Allergy Research Foundation, Los Angeles, CA 90025, USA.
Am J Respir Crit Care Med. 2010 Apr 15;181(8):788-96. doi: 10.1164/rccm.200909-1448OC. Epub 2010 Jan 7.
IL-4 and IL-13 share many biological functions important in the development of allergic airway inflammation and are implicated in the pathogenesis of asthma. AMG 317 is a fully human monoclonal antibody to IL-4Ralpha that blocks both IL-4 and IL-13 pathways.
To evaluate efficacy and safety of AMG 317 in patients with moderate to severe asthma.
In this phase 2, randomized, double-blind, placebo-controlled study, patients received weekly subcutaneous injections of placebo or AMG 317 (75-300 mg) for 12 weeks, followed by a 4-week follow-up period. The primary endpoint was change from baseline at Week 12 in Asthma Control Questionnaire (ACQ) symptom score.

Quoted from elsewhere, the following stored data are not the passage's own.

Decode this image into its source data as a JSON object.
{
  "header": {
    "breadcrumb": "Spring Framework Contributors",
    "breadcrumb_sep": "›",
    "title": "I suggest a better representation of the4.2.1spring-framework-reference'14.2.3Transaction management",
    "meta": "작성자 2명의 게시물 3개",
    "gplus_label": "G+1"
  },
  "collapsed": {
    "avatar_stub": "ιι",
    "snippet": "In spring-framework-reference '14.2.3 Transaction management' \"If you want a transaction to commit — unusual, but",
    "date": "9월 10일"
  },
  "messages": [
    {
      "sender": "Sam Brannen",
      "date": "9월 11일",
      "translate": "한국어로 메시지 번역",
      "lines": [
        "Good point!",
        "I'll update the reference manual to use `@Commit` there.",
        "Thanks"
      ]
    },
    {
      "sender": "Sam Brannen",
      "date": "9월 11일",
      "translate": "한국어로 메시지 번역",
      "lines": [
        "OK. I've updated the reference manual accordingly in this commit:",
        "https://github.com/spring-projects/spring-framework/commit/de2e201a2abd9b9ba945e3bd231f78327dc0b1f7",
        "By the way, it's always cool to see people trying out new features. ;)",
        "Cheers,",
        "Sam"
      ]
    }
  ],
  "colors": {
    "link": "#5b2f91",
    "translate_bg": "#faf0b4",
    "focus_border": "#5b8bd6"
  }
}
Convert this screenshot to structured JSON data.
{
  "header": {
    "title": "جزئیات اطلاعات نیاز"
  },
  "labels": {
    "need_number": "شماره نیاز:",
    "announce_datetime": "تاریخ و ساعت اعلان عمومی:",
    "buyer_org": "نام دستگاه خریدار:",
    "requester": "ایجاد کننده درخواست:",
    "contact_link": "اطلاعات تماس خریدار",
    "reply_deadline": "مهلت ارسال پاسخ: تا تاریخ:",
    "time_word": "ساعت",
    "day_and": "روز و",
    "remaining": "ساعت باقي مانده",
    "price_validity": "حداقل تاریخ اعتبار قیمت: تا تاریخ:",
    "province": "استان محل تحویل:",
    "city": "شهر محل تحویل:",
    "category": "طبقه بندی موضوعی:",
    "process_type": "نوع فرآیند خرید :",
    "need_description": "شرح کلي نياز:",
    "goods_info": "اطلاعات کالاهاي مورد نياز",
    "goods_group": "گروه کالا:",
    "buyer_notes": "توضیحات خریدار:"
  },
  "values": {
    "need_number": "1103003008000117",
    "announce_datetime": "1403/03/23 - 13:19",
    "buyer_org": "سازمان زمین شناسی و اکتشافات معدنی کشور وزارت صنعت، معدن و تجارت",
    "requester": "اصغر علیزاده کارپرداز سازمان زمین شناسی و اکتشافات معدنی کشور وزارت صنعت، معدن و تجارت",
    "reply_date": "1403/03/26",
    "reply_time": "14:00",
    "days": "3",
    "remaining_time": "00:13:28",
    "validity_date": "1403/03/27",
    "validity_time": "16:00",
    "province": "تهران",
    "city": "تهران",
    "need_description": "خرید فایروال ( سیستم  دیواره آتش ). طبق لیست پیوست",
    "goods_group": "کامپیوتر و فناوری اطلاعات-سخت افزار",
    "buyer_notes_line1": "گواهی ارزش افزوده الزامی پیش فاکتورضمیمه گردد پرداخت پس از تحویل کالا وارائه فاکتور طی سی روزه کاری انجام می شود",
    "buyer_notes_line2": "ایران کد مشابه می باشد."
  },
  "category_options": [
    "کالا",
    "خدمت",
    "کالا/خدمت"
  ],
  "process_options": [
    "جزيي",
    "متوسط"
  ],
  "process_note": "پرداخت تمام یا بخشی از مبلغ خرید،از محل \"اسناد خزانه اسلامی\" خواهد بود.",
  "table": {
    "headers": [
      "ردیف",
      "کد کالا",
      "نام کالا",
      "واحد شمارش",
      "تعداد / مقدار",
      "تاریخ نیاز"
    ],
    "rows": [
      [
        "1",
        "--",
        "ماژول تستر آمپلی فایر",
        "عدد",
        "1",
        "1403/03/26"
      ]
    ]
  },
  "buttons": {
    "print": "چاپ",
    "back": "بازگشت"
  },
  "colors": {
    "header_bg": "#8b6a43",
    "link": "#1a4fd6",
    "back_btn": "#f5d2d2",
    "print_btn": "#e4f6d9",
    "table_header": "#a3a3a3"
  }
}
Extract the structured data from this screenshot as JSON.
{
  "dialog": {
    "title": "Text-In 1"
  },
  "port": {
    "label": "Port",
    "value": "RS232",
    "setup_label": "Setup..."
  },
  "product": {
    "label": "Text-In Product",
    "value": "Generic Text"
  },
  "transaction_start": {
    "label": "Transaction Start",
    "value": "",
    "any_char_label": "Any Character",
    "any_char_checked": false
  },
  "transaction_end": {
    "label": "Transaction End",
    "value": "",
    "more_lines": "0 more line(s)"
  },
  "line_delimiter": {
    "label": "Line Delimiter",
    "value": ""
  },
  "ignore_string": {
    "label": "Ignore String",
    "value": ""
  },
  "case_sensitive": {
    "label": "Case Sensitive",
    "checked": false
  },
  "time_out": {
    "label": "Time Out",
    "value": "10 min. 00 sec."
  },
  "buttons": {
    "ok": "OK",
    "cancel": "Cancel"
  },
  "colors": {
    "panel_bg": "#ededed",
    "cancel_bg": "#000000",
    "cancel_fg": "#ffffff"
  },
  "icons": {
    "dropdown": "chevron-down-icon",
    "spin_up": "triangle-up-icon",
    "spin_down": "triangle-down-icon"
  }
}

Mean ACQ change (SE) was -0.49 (0.09) in placebo (n = 74), and -0.43 (0.11), -0.58 (0.12), and -0.70 (0.09) in the AMG 317 75 mg (n = 73), 150 mg (n = 73), and 300 mg (n = 74) groups, respectively (treatment effect P = 0.25). No statistically significant differences were observed in the secondary endpoints. Numerical decreases in number of and time to exacerbations were noted in patients receiving AMG 317 150 mg and 300 mg. Preplanned analyses by tertile of baseline ACQ revealed that patients with higher baseline ACQ scores (>or=2.86) were more likely to respond to AMG 317. Serious adverse events were reported in three patients, each noted as not related to study drug.
AMG 317 did not demonstrate clinical efficacy across the overall group of patients. Clinically significant improvements were observed in several outcome measures in patients with higher baseline ACQ scores. AMG 317 was safe and well tolerated in this study population. Clinical trial registered with www.clinicaltrials.gov (NCT 00436670).
IL-4 和 IL-13 具有许多在过敏性气道炎症发展中重要的生物学功能,并且与哮喘的发病机制有关。AMG 317 是一种针对 IL-4Ralpha 的完全人源单克隆抗体,可阻断 IL-4 和 IL-13 途径。
评估 AMG 317 在中重度哮喘患者中的疗效和安全性。
在这项 2 期、随机、双盲、安慰剂对照研究中,患者每周接受一次皮下注射安慰剂或 AMG 317(75-300mg),共 12 周,随后进行 4 周随访期。主要终点是从基线到第 12 周时哮喘控制问卷(ACQ)症状评分的变化。
安慰剂组(n=74)的平均 ACQ 变化(SE)为-0.49(0.09),AMG 317 75mg 组(n=73)、150mg 组(n=73)和 300mg 组(n=74)分别为-0.43(0.11)、-0.58(0.12)和-0.70(0.09)(治疗效果 P=0.25)。次要终点未观察到统计学上的显著差异。接受 AMG 317 150mg 和 300mg 治疗的患者的恶化次数和时间均有数值减少。根据基线 ACQ 的三分位数进行的预先计划分析显示,基线 ACQ 评分较高(≥2.86)的患者更有可能对 AMG 317 有反应。有 3 名患者报告了严重不良事件,均被认为与研究药物无关。
AMG 317 在整个患者组中未显示出临床疗效。在基线 ACQ 较高的患者中,几个结局指标有明显的改善。在该研究人群中,AMG 317 安全且耐受良好。该临床试验已在 www.clinicaltrials.gov 上注册(NCT 00436670)。